Maersk said profitability was building back in its ocean shipping operations largely driven by higher freight rates which helped them to achieve a 5.6 percent margin despite higher operating costs. The added distances of sailing around Africa drove fuel consumption and costs to an all-time high. Shippers Maersk also believes have accelerated their business fearing a range of issues from further disruptions to port congestion due to the impact on schedules. They also pointed to the potential for a trade war between the U.S. and China as the U.S. moves to raise tariffs and the further impact of the U.S. presidential election.
Moving into the third quarter, Clerc said they would benefit from the full effect of the higher rates. With a significant contract business, he said the full rate impact was yet to come for Maersk.
“Our results this quarter confirm that performance in all our businesses is trending in the right direction. Market demand has been strong, and as we have all seen, the situation in the Red Sea remains entrenched, which leads to continued pressure on global supply chains. These conditions are now expected to continue for the remainder of the year,” said Clerc.
Speak on CNBC he said the company did not see signs of a potential U.S. recession, noting the strong growth in Chinese exports. He predicted that the global container market will grow between 4 and 6 percent up from their earlier force of 2.5 to 4.5 percent growth. However, Maersk is also uncertain if there will be a further rush to move Christmas merchandise or if shippers have already built inventories for the year-end sales. Clerc said he believes freight rates have peaked with the easing of congestion and new capacity into the segment.
Maersk, unlike many other large carriers, has been slow on new orders with Alphaliner highlighting that five of the top 10 carriers now have larger orderbooks. CMA CGM is forecast by many to be set to surpass Maersk moving into the second position behind MSC Mediterranean Shipping. Maersk has also avoided the rush to the 24,000-plus TEU mega-ships.
Clerc said today however the company is set to accelerate a fleet renewal program. Maersk told investors it is increasing its capital forecast by $1 billion annually to $10 to $11 billion due to its continuous fleet renewal program.
While it is not finalized, the company said it is close to orders for 50 to 60 new containerships. Clerc however emphasized it is a fleet renewal saying the target is to execute with the existing fleet size of 4.1 to 4.3 million TEU. The company plans a renewal pace of 160,000 TEU annually and said it would have orders for 800,000 TEU this year for delivery in 2026 to 2030. They expect to build owned vessels with 300,000 TEU capacity and charter the additional 500,000 TEU of capacity.
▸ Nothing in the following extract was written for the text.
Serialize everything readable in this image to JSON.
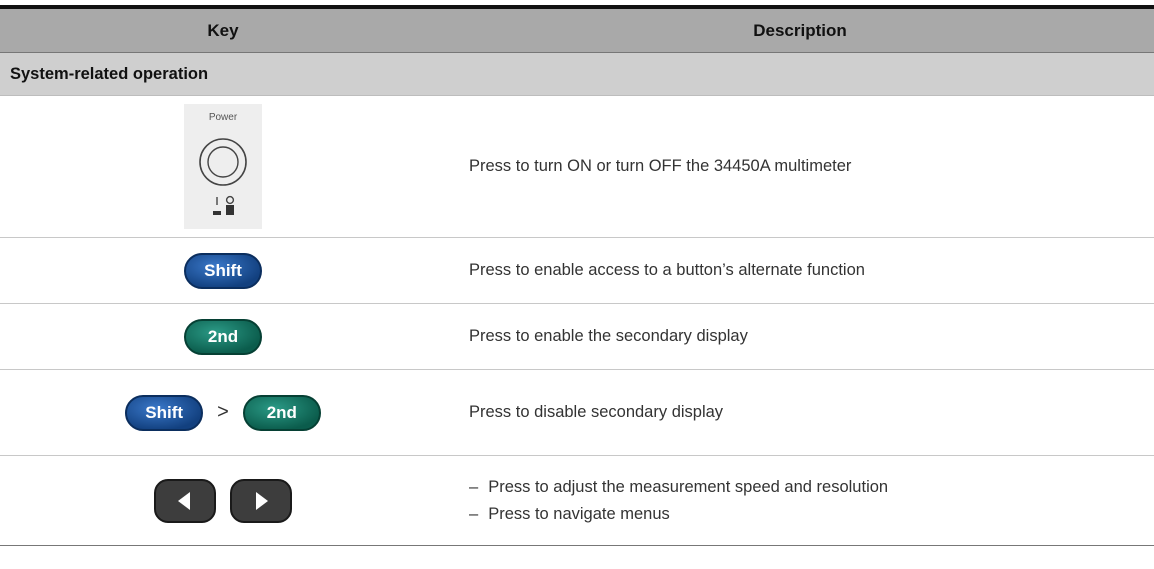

The company has been adamant that its strategy for new orders was to only order new, owned vessels that come with a green fuel option. Clerc however admitted today that multiple fuel technologies are likely as the sector moves forward with Maersk saying “The exact split of propulsion technologies will be determined considering the future regulatory framework and green fuel supply.”
Maersk would not rule out orders for LNG-fueled ships and told investors it has commenced the work of securing offtake agreements for liquified bio-methane (bio-LNG). The company said its goal with the renewal program is to increase to 25 percent of its fleet equipped with dual-fuel engines.
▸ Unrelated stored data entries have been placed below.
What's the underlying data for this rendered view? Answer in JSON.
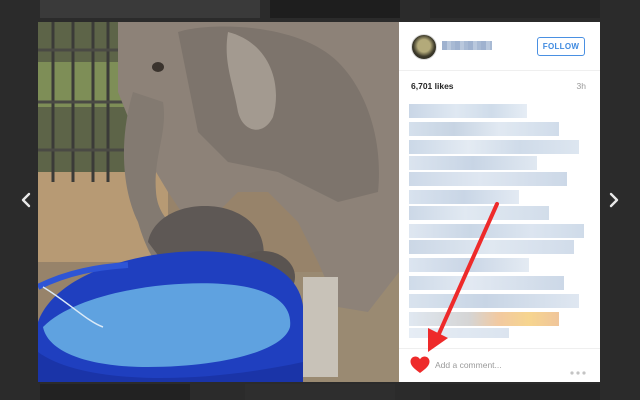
{
  "post": {
    "likes": "6,701 likes",
    "timestamp": "3h",
    "follow_label": "FOLLOW"
  },
  "comment": {
    "placeholder": "Add a comment..."
  },
  "icons": {
    "nav_prev": "chevron-left-icon",
    "nav_next": "chevron-right-icon",
    "like": "heart-icon",
    "more": "more-options-icon"
  },
  "colors": {
    "accent": "#3f8ae0",
    "like_heart": "#ee2a2a",
    "annotation_arrow": "#ee2a2a"
  }
}
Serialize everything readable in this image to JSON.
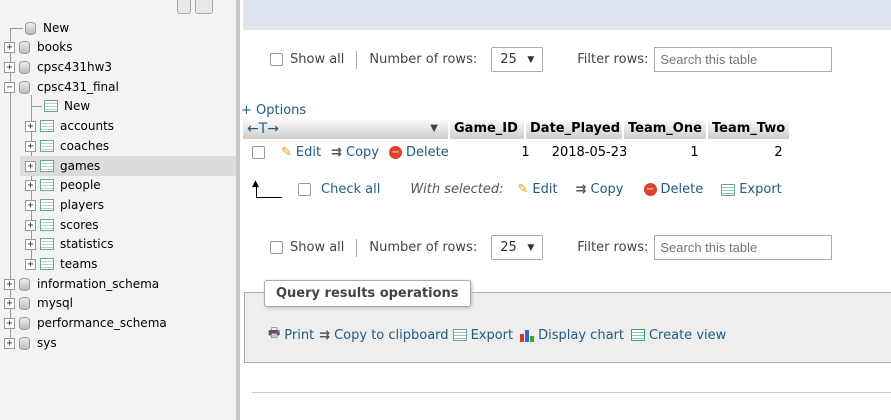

Maersk has also raised its 2024 estimate saying it should provide at least $2 billion in free cash flow from its operations. While Clerc confirmed they had withdrawn from the bidding for DB Schenker, he said they continue to actively explore acquisitions for the land side of the business. The strategy remains a diversified logistics company balancing the ocean business with growth in the logistics sectors.